Tra questi, rischiava di trovarsi il dannato di Shiganshina, Eren Jaeger, che alla vigilia del giorno di prova dell'idoneità al movimento tridimensionale ispirò i suoi compagni con un discorso iracondo e, a tratti, infantile; Eva non voleva sminuire il dolore del ragazzo, tuttavia l'idea di poter uccidere tutti quei mostri per i loro peccati contro il genere umano, in quel momento aveva i chiari toni infantili di un ragazzino che doveva trovare il suo capro espiatorio, un oggetto verso il quale indirizzare la rabbia generata dalla frustrazione dell'impotenza.

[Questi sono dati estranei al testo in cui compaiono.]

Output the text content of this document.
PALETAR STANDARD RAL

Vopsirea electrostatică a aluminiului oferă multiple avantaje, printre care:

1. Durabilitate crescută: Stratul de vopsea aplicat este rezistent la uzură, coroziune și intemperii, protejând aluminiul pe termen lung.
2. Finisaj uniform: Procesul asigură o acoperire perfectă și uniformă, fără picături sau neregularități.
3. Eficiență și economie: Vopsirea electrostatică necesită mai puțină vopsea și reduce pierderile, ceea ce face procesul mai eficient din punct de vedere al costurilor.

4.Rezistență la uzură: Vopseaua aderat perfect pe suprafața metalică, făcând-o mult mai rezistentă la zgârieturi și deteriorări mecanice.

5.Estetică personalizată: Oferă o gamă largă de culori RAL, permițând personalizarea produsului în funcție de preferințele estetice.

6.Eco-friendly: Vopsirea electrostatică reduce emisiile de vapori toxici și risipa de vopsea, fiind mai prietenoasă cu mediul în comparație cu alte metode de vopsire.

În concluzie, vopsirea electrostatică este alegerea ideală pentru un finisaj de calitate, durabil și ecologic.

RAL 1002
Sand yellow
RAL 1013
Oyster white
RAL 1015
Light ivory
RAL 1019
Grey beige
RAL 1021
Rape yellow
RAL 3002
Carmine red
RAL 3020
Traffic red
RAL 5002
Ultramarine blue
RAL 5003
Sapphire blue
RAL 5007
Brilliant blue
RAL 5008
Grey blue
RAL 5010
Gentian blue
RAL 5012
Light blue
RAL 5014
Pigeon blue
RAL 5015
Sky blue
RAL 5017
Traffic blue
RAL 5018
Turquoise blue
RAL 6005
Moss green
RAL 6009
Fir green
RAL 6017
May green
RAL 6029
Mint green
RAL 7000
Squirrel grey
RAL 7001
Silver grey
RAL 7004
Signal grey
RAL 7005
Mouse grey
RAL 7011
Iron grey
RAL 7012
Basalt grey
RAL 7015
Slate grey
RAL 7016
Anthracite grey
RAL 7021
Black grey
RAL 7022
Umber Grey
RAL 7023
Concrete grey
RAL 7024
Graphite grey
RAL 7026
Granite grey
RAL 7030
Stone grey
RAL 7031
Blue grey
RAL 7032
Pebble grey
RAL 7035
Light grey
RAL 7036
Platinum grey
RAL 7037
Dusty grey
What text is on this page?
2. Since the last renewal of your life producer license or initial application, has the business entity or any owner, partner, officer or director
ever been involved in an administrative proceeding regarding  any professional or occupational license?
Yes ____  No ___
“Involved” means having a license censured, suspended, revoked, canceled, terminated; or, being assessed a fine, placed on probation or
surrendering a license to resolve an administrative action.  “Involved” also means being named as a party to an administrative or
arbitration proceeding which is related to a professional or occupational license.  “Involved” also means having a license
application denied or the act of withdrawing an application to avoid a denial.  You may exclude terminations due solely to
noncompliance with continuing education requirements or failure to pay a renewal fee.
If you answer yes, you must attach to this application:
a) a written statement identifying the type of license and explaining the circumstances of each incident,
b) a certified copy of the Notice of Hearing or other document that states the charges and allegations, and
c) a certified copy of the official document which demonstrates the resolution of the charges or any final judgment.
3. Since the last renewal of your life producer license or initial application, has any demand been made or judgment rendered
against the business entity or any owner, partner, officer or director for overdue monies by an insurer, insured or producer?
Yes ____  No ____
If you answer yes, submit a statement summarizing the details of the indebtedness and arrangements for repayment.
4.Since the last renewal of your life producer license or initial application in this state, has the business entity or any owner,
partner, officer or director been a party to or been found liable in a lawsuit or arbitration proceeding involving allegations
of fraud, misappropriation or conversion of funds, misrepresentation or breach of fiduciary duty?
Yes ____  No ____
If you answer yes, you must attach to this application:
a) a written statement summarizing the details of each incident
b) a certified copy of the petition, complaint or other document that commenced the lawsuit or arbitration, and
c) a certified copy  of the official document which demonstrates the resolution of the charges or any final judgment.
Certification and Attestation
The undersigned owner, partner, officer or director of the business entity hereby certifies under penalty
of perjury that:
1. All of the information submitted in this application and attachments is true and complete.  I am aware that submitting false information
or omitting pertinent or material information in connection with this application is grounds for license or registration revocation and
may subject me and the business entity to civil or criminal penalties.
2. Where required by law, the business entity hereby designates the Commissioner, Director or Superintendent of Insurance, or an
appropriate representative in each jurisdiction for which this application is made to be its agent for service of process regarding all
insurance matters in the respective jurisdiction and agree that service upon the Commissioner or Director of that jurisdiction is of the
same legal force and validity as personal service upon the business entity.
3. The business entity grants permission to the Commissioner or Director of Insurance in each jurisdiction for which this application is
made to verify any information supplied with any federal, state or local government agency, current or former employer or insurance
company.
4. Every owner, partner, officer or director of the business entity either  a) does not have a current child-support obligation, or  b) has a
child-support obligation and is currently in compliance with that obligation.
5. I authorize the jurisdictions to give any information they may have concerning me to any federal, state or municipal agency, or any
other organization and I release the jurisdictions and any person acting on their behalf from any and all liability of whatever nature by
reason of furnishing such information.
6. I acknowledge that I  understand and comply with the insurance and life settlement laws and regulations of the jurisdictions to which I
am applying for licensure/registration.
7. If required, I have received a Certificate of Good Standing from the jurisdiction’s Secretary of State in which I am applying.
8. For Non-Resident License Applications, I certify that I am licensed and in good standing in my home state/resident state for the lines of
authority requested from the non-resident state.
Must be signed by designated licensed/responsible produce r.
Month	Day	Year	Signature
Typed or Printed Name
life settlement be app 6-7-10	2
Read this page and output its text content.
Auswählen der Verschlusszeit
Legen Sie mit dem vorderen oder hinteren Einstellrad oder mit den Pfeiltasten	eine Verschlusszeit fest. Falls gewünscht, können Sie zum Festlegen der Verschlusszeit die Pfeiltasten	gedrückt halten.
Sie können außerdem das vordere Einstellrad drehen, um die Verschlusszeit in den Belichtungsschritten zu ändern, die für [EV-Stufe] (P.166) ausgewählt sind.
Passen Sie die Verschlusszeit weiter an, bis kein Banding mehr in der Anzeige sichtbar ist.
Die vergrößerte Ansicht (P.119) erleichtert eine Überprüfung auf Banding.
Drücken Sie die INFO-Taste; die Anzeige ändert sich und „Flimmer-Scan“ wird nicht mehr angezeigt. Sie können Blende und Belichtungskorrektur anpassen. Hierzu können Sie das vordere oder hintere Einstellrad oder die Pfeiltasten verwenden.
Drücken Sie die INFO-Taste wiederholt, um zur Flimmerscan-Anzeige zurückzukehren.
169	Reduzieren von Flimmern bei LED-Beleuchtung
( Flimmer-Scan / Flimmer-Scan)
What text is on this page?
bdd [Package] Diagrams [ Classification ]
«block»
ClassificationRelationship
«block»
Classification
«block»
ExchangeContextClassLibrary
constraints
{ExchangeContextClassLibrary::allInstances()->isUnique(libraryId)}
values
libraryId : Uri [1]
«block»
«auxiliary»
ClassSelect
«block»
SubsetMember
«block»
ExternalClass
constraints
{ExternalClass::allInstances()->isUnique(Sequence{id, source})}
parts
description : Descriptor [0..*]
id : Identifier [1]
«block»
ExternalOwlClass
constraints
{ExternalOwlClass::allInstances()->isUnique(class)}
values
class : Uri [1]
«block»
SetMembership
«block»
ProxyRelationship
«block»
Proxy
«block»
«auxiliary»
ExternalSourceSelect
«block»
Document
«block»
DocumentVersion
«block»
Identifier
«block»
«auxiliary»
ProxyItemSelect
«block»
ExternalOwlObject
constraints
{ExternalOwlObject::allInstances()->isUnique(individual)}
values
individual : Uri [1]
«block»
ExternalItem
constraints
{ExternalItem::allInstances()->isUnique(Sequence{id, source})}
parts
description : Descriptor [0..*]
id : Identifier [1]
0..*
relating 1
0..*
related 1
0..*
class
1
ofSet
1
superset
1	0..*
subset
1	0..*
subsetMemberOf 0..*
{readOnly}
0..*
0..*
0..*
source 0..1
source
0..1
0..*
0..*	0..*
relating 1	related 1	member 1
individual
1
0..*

Le faceva pena. Non rise quando Eren tornò sconfitto e ferito dal campo per mangiare la cena in mensa, non lo derise, immaginando il peso dell'umiliazione gravare sulle sue spalle. Ma neanche lo compativa o perdonava: aveva fatto la figura dell'idiota, e non lo conosceva abbastanza per poter rivalutare la sua idea.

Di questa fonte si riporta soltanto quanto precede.